- Three emergency power projects will add 150MW of new power to the grid before the end of 2023.
- The projects will be based in the Northern Cape and wll each dispatch 50MW of power to the grid each day.
- Eight other projects must still be signed.
Power purchase agreements for three emergency power projects have been signed, ensuring 150MW of new power will be plugged into the grid before the end of next year.
The projects form part of government’s Risk Mitigation Independent Power Producer Procurement Programme (RMIPPPP), an emergency power initiative that was intended to rapidly fill South Africa’s energy gap, but which has faced numerous delays.

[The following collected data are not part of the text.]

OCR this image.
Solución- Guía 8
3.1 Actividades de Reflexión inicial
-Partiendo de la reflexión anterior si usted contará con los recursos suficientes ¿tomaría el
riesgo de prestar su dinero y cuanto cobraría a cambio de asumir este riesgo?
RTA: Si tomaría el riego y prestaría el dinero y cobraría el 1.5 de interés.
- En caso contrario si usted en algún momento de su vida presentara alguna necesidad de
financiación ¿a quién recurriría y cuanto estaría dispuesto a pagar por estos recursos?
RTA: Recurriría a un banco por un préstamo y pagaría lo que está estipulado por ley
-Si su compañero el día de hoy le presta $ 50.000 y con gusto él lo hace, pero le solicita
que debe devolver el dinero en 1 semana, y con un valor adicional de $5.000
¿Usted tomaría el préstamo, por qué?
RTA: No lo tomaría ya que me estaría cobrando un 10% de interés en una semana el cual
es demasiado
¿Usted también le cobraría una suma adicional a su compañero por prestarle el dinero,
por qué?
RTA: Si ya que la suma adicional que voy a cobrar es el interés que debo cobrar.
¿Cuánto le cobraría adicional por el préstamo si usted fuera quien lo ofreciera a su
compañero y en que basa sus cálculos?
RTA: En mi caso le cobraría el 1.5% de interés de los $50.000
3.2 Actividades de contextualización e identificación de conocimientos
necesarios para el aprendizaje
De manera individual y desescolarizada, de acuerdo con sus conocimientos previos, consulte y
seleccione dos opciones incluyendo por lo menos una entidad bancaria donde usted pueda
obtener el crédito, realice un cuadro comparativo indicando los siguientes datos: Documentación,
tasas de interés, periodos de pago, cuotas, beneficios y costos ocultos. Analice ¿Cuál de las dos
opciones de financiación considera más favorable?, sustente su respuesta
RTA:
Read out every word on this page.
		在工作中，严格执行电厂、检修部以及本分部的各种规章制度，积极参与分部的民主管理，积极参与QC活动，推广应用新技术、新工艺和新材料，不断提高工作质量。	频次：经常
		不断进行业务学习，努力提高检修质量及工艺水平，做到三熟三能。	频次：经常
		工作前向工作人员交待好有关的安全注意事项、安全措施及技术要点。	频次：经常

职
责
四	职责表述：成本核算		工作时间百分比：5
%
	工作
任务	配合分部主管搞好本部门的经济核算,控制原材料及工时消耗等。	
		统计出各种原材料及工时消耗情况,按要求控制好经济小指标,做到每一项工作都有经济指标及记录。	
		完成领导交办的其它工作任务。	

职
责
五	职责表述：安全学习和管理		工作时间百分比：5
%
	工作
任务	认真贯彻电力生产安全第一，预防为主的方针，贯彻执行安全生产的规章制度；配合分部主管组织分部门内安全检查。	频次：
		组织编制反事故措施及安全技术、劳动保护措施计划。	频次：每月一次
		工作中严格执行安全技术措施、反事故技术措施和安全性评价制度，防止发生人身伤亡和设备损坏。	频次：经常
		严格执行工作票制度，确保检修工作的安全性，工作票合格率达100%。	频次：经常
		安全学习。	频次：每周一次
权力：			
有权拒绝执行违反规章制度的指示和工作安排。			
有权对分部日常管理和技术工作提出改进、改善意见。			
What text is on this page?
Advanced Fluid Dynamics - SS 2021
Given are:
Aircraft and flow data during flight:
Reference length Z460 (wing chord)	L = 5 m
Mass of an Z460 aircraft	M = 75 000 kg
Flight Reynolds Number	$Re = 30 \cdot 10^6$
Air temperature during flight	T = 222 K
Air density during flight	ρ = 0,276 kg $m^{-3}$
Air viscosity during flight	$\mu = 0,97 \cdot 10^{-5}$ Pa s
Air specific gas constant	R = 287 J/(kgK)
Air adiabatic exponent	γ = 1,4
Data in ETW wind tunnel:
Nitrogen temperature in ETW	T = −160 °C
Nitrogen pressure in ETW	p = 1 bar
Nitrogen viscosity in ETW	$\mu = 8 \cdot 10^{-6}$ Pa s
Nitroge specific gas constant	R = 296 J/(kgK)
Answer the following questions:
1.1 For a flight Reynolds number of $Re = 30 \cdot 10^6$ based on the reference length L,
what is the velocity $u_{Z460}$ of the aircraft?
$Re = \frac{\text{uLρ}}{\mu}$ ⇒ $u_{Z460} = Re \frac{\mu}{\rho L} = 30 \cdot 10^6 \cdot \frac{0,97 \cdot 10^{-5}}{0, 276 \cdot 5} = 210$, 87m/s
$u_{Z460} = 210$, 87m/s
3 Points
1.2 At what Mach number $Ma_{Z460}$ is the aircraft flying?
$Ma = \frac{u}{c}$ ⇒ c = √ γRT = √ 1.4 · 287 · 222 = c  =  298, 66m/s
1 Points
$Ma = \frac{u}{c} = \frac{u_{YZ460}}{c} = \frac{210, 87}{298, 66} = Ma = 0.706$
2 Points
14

Still not signed are eight other projects, including the controversial Karpowership SA projects, that account for 1 220MW of the 1 900MW procurement programme, but which have been unable to obtain the requisite permits.
The power purchase agreements signed at a ceremony hosted by the Independent Power Producers (IPP) Office on Thursday pertain to three hybrid solar and storage projects to be developed by Scatec, a leading renewables company.
All three projects will be based in the Northern Cape, with each intended to dispatch 50MW of power into the grid each day.
Bernard Magoro, head of the IPP Office, said the solution was "one of a kind" and would be the first time South Africa would have dispatchable capacity from renewable technologies.
It is also one of the largest, if not the largest, hybrid solar and storage project in the world, he said.
Scatec CEO, Terje Pilskog, said the novel solution would dispatch power between 05:00 and 21:30 each day. The projects, he noted, had competed against all other energy sources and are preferred bids in the programme to use renewable energy only.
As of Thursday, the projects have 60 days to reach financial close. Thereafter, Scatec has 18 months to complete the projects.
Karpowerships 'work very well' - Mantashe
Minerals Resources and Energy Minister Gwede Mantashe said: "The projects that we are signing today are going to make a big contribution." It is, however, not enough, he said, noting that the remaining projects should also be finalised – including the Karpowerships, "which work very well" in other parts of Africa where they are deployed.
Magoro said the IPP Office continued to engage with the other preferred bidders - until Wednesday night, in fact.
"There is still opportunity for further engagement. And we will obviously make an announcement, as soon as developments are clear in terms of where we are headed. But it's in the hands of the bidders and government and ourselves to make sure that we close those projects," he said.
"We want them to close, that's why we selected them."
Mantashe further said government would seek to speed up processes to expedite the delivery of new power into the grid. Eighteen months, he said, is not fast enough.
He also said it has now been formally agreed that the Integrated Resource Plan 2019, South Africa’s electricity Infrastructure roadmap, must be revisited to look beyond 2030.